Directional Processing and Noise Reduction in Hearing Aids: Individual and Situational Influences on Preferred Setting
06 August 2020 (online)
Background: A better understanding of individual differences in hearing aid (HA) outcome is a prerequisite for more personalized HA fittings. Currently, knowledge of how different user factors relate to response to directional processing (DIR) and noise reduction (NR) is sparse.
Purpose: To extend a recent study linking preference for DIR and NR to pure-tone average hearing thresholds (PTA) and cognitive factors by investigating if (1) equivalent links exist for different types of DIR and NR, (2) self-reported noise sensitivity and personality can account for additional variability in preferred DIR and NR settings, and (3) spatial target speech configuration interacts with individual DIR preference.

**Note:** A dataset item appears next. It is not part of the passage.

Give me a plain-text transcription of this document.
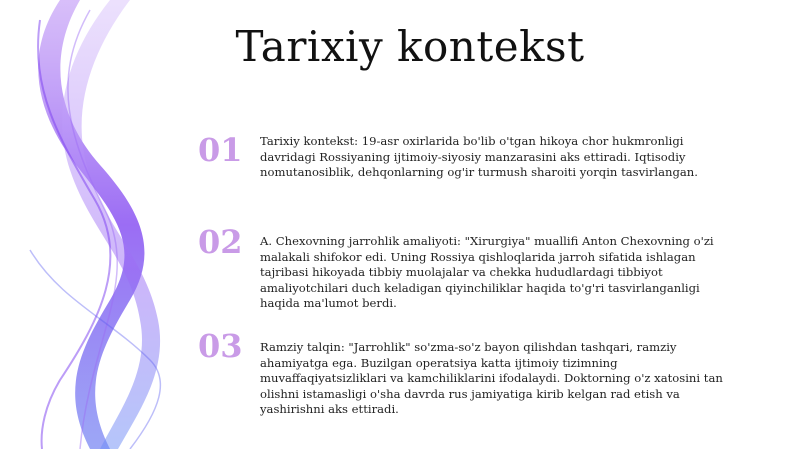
Tarixiy kontekst
01	Tarixiy kontekst: 19-asr oxirlarida bo'lib o'tgan hikoya chor hukmronligi davridagi Rossiyaning ijtimoiy-siyosiy manzarasini aks ettiradi. Iqtisodiy nomutanosiblik, dehqonlarning og'ir turmush sharoiti yorqin tasvirlangan.
02	A. Chexovning jarrohlik amaliyoti: "Xirurgiya" muallifi Anton Chexovning o'zi malakali shifokor edi. Uning Rossiya qishloqlarida jarroh sifatida ishlagan tajribasi hikoyada tibbiy muolajalar va chekka hududlardagi tibbiyot amaliyotchilari duch keladigan qiyinchiliklar haqida to'g'ri tasvirlanganligi haqida ma'lumot berdi.
03	Ramziy talqin: "Jarrohlik" so'zma-so'z bayon qilishdan tashqari, ramziy ahamiyatga ega. Buzilgan operatsiya katta ijtimoiy tizimning muvaffaqiyatsizliklari va kamchiliklarini ifodalaydi. Doktorning o'z xatosini tan olishni istamasligi o'sha davrda rus jamiyatiga kirib kelgan rad etish va yashirishni aks ettiradi.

Research Design: Using a correlational study design, overall preference for different combinations of DIR and NR programmed into a commercial HA was assessed in a complex speech-in-noise situation and related to PTA, cognitive function, and different personality traits.
Study Sample: Sixty experienced HA users aged 60–82 yr with controlled variation in PTA and working memory capacity took part in this study. All of them had participated in the earlier study, as part of which they were tested on a measure of “executive control” tapping into cognitive functions such as working memory, mental flexibility, and selective attention.
Data Collection and Analysis: Six HA settings based on unilateral (within-device) or bilateral (across-device) DIR combined with inactive, moderate, or strong single-microphone NR were programmed into a pair of behind-the-ear HAs together with individually prescribed amplification. Overall preference was assessed using a free-field simulation of a busy cafeteria situation with either a single frontal talker or two talkers at ±30° azimuth as the target speech. In addition, two questionnaires targeting noise sensitivity and the “Big Five” personality traits were administered. Data were analyzed using multiple regression analyses and repeated-measures analyses of variance with a focus on potential interactions between the HA settings and user factors.
Results: Consistent with the earlier study, preferred HA setting was related to PTA and executive control. However, effects were weaker this time. Noise sensitivity and personality did not interact with HA settings. As expected, spatial target speech configuration influenced preference, with bilateral and unilateral DIR “winning” in the single- and two-talker scenario, respectively. In general, participants with higher PTA tended to more strongly prefer bilateral DIR than participants with lower PTA.
Conclusions: Although the current study lends some support to the view that PTA and cognitive factors affect preferred DIR and NR setting, it also indicates that these effects can vary across noise management technologies. To facilitate more personalized HA fittings, future research should investigate the source of this variability.